A final possibility is that the length of the durations used minimised the effect of pain on their memorization. In the current study, the standard durations were all less than 1 s long. Short, sub-second durations are thought to be processed by different neural circuits to longer multiple second intervals (see Lewis & Miall, 2003a, 2003b for discussion). Most notably, while the timing of short epochs is thought to place relatively little demand on sustained attentional processing, the timing of longer multi-second or multi-minute epochs requires significantly greater sustained attentional processing (Lewis & Miall, 2003a, 2003b). Pain experience disrupts sustained attentional processing (see Eccleston & Crombez, 1999) and it is, therefore, possible that pain may have a greater effect on the memorization of longer durations due to the effect of pain on the sustained attentional resources required to process these epochs. Future research should, therefore, explore the effect of pain on longer duration ranges.

Limitations

Pain experience differs between individuals and in particular between genders. For example, pain threshold, tolerance and sensitivity differ across sexes (Bartley & Fillingim, 2013; Berkley, 1997; Wiesenfeld-Hallin, 2005). It is, therefore, possible that gender differences in pain experience may influence the effect of pain on memory for duration. Although the current study used an intensity rating task to ensure subjectively similar pain experience across participants, it remains possible that gender differences in pain may have influenced the effect of pain on memory for duration. Due to the small number of male participants in the current study, it was not possible to test this conclusively. Future research should, therefore, seek to establish whether there are gender differences in the effect of pain on immediate and delayed temporal processing.
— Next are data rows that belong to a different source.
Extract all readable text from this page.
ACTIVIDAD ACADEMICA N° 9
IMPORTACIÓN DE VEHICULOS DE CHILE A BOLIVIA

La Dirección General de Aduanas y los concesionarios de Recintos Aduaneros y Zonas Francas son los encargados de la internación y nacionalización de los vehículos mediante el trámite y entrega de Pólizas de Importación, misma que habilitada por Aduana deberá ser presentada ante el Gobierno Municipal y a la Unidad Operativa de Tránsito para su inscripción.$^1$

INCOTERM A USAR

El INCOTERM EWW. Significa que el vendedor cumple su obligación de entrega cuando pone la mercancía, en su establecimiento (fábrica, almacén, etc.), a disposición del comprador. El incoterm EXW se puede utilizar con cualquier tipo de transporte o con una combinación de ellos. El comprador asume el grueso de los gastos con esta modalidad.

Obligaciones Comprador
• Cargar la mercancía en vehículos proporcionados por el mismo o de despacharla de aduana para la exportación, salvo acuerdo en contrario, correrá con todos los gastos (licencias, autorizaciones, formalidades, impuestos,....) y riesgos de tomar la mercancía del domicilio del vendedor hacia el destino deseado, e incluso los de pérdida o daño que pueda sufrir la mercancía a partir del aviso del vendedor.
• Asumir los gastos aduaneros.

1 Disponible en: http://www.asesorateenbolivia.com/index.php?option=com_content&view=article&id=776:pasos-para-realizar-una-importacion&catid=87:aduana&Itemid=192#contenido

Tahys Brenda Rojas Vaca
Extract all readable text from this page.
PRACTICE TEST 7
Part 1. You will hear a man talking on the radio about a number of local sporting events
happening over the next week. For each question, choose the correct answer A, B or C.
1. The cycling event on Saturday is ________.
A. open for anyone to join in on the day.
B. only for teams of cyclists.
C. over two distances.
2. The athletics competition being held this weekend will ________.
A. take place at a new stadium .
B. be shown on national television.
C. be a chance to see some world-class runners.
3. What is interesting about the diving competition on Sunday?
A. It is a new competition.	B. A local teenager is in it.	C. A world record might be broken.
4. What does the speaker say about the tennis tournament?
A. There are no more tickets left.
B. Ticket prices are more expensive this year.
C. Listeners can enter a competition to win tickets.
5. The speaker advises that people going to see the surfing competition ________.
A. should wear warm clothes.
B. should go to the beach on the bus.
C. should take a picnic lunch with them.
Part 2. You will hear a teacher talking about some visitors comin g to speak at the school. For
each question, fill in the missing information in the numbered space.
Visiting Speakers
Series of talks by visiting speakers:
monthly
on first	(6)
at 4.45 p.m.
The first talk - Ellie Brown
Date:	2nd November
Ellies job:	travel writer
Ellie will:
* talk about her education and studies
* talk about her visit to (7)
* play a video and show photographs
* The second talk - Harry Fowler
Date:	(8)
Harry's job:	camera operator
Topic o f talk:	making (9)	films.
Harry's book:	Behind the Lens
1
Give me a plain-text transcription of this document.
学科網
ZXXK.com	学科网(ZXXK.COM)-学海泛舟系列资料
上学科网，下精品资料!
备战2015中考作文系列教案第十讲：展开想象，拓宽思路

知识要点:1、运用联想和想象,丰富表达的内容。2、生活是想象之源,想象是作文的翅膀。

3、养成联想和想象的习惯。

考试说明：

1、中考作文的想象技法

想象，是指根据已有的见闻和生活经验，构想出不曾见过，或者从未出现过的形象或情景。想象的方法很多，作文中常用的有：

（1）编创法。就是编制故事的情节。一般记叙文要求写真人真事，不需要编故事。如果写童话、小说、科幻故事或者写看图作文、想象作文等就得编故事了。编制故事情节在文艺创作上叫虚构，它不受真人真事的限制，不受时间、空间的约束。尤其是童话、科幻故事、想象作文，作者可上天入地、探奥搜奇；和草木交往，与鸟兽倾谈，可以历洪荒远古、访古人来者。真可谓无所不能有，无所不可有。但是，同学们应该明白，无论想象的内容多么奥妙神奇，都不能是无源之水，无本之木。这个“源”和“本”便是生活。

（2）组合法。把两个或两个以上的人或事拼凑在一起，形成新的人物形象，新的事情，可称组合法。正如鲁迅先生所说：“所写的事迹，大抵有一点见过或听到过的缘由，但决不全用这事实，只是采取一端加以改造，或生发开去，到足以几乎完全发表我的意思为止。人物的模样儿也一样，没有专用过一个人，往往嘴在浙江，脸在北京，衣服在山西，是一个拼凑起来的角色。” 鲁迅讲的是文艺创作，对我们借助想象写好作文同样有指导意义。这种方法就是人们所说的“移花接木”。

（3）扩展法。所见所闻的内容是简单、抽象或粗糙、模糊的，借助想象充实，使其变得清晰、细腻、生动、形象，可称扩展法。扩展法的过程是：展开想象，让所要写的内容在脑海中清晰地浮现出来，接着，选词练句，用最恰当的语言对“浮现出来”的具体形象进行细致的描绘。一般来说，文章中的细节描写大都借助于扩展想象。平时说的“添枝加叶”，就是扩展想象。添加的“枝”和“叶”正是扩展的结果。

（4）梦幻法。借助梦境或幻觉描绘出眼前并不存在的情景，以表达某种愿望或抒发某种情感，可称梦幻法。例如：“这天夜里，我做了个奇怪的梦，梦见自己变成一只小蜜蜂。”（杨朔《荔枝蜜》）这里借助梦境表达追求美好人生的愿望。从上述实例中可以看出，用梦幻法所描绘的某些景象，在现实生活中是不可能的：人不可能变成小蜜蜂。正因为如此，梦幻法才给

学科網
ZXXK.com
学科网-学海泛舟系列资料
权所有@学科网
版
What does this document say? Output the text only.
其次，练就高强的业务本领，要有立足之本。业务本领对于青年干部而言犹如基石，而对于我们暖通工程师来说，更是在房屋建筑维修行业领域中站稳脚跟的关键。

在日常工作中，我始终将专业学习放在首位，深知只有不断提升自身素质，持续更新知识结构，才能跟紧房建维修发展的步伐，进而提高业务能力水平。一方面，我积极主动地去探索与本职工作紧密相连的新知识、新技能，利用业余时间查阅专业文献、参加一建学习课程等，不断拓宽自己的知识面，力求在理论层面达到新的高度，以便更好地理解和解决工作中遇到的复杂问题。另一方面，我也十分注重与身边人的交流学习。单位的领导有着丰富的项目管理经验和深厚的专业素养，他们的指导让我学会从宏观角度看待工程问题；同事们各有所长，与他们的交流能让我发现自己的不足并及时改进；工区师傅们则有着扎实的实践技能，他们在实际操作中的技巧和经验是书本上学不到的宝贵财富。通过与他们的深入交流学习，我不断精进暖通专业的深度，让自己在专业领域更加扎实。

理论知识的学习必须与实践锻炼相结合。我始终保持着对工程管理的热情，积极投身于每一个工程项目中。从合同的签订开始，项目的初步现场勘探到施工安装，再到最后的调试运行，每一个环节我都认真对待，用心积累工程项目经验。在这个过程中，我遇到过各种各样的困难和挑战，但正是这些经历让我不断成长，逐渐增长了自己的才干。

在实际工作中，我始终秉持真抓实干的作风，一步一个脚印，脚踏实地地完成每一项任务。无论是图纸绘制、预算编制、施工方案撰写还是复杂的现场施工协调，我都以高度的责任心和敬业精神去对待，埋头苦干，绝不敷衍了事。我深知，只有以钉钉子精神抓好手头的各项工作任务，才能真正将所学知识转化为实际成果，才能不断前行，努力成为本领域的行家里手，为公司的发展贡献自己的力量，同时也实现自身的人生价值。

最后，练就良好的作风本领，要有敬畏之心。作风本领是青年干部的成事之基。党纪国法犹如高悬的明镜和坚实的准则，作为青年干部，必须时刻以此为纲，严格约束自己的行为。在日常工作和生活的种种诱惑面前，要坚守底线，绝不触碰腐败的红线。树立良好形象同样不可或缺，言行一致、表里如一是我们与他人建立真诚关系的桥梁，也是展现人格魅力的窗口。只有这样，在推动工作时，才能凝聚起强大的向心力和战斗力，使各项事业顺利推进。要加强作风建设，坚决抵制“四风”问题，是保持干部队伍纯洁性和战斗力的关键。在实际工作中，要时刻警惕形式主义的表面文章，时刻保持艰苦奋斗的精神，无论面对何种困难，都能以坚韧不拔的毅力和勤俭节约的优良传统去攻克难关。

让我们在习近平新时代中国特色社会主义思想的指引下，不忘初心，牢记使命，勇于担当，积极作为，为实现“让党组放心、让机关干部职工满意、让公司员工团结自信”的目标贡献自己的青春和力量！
It was not possible to establish whether there were systematic order effects in the current study which may have affected learning, memory interference or vigilance across the conditions. However, the likelihood of order effects was reduced, because the duration of the standard was selected at random from a distribution (400–800 ms) for each participant in each condition. Furthermore, the order of the conditions was counterbalanced across participants resulting in 24 potential condition orders.

Conclusions

While previous studies examined the effect of pain on perceived duration testing participants’ perception immediately after the pain presentation (see Fayolle et al., 2015; Ogden, Moore, et al., 2014; Ogden, Wearden, et al., 2014; Piovesan et al., 2019; Rey et al., 2017), this study was the first to examine the effect of pain on perceived duration when participants are required to store the duration in reference memory over periods of delay. The results suggest that, unlike high stress levels, which decreases temporal performances after a delay, pain does not appear to disrupt memory for duration. This raises the possibility that duration processing is somehow protected from the impairing effects of pain on memory and cognition noted in non-temporal fields.